Vladimir Chernukhin, a Russian former deputy finance minister, sought to have Oleg Deripaska committed for contempt of court, claiming he deliberately put millions of pounds’ worth of his shares in EN+ Group ‘beyond the reach’ of the English courts.

The pair have been engaged in a ‘long-running, bitter and high profile dispute’ for several years over the ownership of property in central Moscow.
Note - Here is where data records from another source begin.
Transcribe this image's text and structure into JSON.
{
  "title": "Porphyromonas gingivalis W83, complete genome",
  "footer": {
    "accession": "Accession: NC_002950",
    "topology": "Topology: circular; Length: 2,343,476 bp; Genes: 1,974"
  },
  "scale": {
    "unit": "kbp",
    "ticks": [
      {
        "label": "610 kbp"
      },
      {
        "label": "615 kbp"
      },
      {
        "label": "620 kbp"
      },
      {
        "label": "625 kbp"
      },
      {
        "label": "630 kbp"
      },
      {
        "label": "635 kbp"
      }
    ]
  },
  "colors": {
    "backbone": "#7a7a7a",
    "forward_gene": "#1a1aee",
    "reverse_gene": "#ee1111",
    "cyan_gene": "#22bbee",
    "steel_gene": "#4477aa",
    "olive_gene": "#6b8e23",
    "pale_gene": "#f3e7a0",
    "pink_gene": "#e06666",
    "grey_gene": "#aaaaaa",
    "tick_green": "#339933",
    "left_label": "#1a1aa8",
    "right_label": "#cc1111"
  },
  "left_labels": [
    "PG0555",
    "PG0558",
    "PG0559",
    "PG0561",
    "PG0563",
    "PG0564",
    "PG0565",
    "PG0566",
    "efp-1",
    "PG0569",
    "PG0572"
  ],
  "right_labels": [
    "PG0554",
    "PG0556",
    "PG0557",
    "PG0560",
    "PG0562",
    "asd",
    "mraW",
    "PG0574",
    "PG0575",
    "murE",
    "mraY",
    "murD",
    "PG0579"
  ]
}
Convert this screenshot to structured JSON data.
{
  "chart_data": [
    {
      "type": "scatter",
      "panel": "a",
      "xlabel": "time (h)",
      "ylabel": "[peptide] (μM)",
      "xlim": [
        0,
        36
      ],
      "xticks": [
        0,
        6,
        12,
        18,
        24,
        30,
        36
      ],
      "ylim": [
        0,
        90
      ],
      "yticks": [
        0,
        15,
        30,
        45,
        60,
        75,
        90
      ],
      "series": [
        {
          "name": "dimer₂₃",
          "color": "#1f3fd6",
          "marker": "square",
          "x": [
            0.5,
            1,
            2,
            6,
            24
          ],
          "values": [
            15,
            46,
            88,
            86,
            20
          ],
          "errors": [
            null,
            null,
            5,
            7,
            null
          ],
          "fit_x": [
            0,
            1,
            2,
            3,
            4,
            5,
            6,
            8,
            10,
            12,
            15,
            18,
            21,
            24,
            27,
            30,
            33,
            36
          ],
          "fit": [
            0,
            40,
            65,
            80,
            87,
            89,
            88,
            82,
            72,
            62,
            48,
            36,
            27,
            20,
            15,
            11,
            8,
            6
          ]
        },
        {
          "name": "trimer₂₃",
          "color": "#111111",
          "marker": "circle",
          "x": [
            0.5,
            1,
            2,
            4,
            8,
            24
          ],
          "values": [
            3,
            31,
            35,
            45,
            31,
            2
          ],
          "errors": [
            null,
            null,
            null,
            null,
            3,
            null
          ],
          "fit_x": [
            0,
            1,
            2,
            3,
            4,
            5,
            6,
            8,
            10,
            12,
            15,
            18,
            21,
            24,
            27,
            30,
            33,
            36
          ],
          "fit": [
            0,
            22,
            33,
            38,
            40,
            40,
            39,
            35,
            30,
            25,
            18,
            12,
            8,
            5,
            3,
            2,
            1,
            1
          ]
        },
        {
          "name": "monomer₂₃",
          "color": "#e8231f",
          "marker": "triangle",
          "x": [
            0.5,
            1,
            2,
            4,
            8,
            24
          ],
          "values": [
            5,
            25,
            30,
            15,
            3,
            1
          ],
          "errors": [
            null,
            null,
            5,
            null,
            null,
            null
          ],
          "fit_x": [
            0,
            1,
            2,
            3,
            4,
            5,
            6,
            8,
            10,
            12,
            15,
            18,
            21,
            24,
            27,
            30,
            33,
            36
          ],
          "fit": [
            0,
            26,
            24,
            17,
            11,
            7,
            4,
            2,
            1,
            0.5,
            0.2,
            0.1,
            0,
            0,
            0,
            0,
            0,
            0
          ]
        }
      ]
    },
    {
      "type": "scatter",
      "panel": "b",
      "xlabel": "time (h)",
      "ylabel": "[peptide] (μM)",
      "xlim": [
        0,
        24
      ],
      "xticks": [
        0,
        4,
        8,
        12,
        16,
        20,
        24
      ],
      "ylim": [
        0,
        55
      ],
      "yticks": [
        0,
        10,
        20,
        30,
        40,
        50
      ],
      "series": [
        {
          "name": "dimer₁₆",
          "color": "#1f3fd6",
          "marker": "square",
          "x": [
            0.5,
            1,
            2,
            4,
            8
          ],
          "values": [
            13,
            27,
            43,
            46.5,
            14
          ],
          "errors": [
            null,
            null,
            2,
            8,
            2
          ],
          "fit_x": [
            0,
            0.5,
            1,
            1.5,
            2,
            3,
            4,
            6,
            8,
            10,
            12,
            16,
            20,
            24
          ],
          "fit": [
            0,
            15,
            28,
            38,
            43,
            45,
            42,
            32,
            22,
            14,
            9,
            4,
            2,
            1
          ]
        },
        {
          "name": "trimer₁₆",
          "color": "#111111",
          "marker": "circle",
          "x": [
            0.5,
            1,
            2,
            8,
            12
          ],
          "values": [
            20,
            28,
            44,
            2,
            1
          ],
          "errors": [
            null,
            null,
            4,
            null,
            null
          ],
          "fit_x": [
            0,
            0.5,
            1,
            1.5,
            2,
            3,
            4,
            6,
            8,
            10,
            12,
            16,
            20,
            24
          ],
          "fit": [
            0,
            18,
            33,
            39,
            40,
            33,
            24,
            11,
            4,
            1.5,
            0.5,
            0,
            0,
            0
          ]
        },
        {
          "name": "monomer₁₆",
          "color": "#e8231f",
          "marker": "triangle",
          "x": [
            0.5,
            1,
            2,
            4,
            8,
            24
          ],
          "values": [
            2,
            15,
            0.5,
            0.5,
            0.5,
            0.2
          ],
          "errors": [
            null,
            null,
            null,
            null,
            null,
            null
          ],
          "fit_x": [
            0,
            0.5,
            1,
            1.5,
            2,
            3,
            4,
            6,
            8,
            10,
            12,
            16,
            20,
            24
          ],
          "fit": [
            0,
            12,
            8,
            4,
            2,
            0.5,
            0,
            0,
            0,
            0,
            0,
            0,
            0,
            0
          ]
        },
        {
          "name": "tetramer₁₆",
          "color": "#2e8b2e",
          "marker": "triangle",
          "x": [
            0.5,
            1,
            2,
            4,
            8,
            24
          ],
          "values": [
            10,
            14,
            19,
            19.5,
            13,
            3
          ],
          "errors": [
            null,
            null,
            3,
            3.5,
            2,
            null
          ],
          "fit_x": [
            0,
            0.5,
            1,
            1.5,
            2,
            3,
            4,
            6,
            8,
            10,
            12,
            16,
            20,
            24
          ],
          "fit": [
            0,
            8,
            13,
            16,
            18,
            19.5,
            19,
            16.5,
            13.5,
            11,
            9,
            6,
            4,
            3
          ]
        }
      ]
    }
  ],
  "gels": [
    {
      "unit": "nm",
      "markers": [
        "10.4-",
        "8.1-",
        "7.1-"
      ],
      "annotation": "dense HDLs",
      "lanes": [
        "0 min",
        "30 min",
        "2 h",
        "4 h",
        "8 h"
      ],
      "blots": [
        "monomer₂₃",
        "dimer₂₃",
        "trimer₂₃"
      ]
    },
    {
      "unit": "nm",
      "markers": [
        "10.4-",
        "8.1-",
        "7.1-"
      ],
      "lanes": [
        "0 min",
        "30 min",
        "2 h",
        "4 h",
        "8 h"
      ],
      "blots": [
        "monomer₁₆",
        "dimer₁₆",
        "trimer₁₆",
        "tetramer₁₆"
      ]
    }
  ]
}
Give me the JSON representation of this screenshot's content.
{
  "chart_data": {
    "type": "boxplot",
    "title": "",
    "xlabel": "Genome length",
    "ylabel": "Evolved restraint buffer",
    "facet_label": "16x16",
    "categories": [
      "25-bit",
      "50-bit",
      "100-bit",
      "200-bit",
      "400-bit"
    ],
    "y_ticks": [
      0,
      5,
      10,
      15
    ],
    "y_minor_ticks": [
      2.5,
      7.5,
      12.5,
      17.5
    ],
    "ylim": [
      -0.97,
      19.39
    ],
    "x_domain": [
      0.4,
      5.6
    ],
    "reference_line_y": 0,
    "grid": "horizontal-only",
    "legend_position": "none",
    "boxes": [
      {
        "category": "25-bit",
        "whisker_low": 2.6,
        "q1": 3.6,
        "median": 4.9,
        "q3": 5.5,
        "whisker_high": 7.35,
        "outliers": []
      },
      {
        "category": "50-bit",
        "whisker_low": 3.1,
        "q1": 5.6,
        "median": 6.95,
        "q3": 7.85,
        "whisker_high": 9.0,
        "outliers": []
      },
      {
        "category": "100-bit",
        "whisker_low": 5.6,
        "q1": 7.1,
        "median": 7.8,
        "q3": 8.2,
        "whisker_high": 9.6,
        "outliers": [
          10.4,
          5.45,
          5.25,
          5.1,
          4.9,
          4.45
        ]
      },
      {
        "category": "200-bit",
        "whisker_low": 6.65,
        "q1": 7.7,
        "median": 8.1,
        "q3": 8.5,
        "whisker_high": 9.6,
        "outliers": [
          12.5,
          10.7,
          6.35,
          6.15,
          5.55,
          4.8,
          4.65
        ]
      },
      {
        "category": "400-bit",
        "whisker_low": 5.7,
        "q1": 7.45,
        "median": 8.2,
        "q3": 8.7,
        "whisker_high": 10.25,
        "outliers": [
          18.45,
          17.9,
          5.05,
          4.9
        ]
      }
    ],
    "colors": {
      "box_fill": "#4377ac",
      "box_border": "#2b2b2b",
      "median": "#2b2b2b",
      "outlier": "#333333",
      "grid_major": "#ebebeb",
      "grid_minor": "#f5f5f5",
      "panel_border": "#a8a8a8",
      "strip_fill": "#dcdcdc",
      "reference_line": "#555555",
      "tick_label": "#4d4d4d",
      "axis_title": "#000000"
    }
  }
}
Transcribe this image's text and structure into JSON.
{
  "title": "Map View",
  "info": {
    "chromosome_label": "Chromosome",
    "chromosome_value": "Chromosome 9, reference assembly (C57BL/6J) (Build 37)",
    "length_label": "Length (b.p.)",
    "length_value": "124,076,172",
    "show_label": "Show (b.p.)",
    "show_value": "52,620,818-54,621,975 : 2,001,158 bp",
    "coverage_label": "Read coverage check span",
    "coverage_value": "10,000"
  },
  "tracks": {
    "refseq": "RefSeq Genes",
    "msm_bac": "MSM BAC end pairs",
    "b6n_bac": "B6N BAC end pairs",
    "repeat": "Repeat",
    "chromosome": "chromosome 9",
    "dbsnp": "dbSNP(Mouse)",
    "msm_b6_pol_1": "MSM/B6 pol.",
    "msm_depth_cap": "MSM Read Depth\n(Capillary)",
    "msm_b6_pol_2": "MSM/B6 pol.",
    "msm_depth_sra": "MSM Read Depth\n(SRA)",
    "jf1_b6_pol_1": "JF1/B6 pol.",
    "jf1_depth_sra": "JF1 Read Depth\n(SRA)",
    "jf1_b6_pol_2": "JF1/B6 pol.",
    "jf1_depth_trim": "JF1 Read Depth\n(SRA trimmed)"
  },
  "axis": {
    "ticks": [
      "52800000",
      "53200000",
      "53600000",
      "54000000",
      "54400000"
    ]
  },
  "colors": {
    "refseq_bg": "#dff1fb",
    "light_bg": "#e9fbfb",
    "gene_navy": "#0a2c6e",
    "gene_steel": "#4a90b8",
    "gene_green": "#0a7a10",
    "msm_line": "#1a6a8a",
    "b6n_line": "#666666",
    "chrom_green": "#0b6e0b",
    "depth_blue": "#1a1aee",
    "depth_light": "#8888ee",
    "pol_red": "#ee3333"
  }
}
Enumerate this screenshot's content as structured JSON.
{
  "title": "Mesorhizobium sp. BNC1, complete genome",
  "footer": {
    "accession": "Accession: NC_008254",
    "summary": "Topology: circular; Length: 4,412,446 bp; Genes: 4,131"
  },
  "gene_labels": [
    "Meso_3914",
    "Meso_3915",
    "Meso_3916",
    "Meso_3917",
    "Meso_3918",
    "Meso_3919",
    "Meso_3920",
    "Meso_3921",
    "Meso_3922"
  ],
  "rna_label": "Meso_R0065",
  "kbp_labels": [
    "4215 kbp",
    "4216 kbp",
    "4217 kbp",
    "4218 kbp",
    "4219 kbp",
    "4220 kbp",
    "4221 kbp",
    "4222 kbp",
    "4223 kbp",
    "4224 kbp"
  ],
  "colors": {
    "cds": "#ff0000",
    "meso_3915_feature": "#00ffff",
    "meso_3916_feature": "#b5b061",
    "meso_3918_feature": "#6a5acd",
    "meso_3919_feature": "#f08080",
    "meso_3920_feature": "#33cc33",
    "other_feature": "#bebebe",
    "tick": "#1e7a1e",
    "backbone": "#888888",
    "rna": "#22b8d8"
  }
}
In 2019, the High Court dismissed Deripaska’s challenge to an arbitral award of around $95m (£71m) in relation to the dispute.

Chernukhin obtained a worldwide freezing order shortly after Deripaska was made subject to US sanctions in 2018. Deripaska gave personal undertakings to the court that, if the WFO was discharged, he would preserve around 45m shares in Jersey-registered EN+ Group for the purposes of future enforcement in England.

However, EN+ Group was later ‘redomiciled’ in Russia, which Chernukhin and his company Navigator Equities Ltd contended made the shares ‘effectively worthless’ and amounted to a breach of the undertakings.

Last year, the High Court dismissed Chernukhin’s committal application as an abuse of process, with Mr Justice Andrew Baker finding it was presented in ‘a heavy-handed, aggressively partisan fashion, that was inappropriate, vexatious and unfair’. The judge said that an applicant ‘pursues a contempt charge as much as quasi-prosecutor serving the public interest as it does as private litigant pursuing its own interests in the underlying dispute’.

Business and Property Court, Rolls Building, London

High Court: Applicants not ‘under duty to act wholly impartially or as if they had no legitimate private interest in outcome’

Source: Michael Cross

Baker was also critical of Marie-Emmanuel Berard, a partner at magic circle firm Clifford Chance who represented Chernukhin. Baker said her evidence was ‘seriously misleading’ and ‘lacked candour’, adding that she ‘lost, or never had, that degree of objectivity and detachment from her client that a fair prosecution of this contempt application, with its quasi-criminal character, required’.

However the Court of Appeal today overturned Baker’s decision and remitted the committal application to the High Court. Lady Justice Carr said Baker ‘reached his conclusions on the basis of two fundamental misapprehensions’, including that it was common ground that the shares, as defined in the undertakings, ‘would still exist upon and following the redomiciliation’ of EN+ Group.

Baker’s ‘misconceptions’ about the effect of the undertakings and the redomiciliation ‘coloured his view of the propriety of the commencement of the contempt application in the first place, of Ms Berard’s conduct and degree of partisanship as a whole, and of the appellants’ motive’, Carr said.

Carr further found Baker ‘failed to take any (or any proper) account of the fact that … the contempt application was properly arguable’.

She also emphasised that substantive and procedural fairness was important on an application for civil contempt, but added that it was not correct to say ‘that the appellants (or their lawyers) were under a duty to act wholly impartially or as if they had no legitimate private interest in the outcome’.

Baker’s ‘assessment of the appropriateness of the manner in which the contempt application was presented and pursued by the appellants and their lawyers is undermined by the fact that it was carried out on the incorrect premise that their duty was to prosecute the contempt application solely as guardians of the public interest,’ Carr concluded.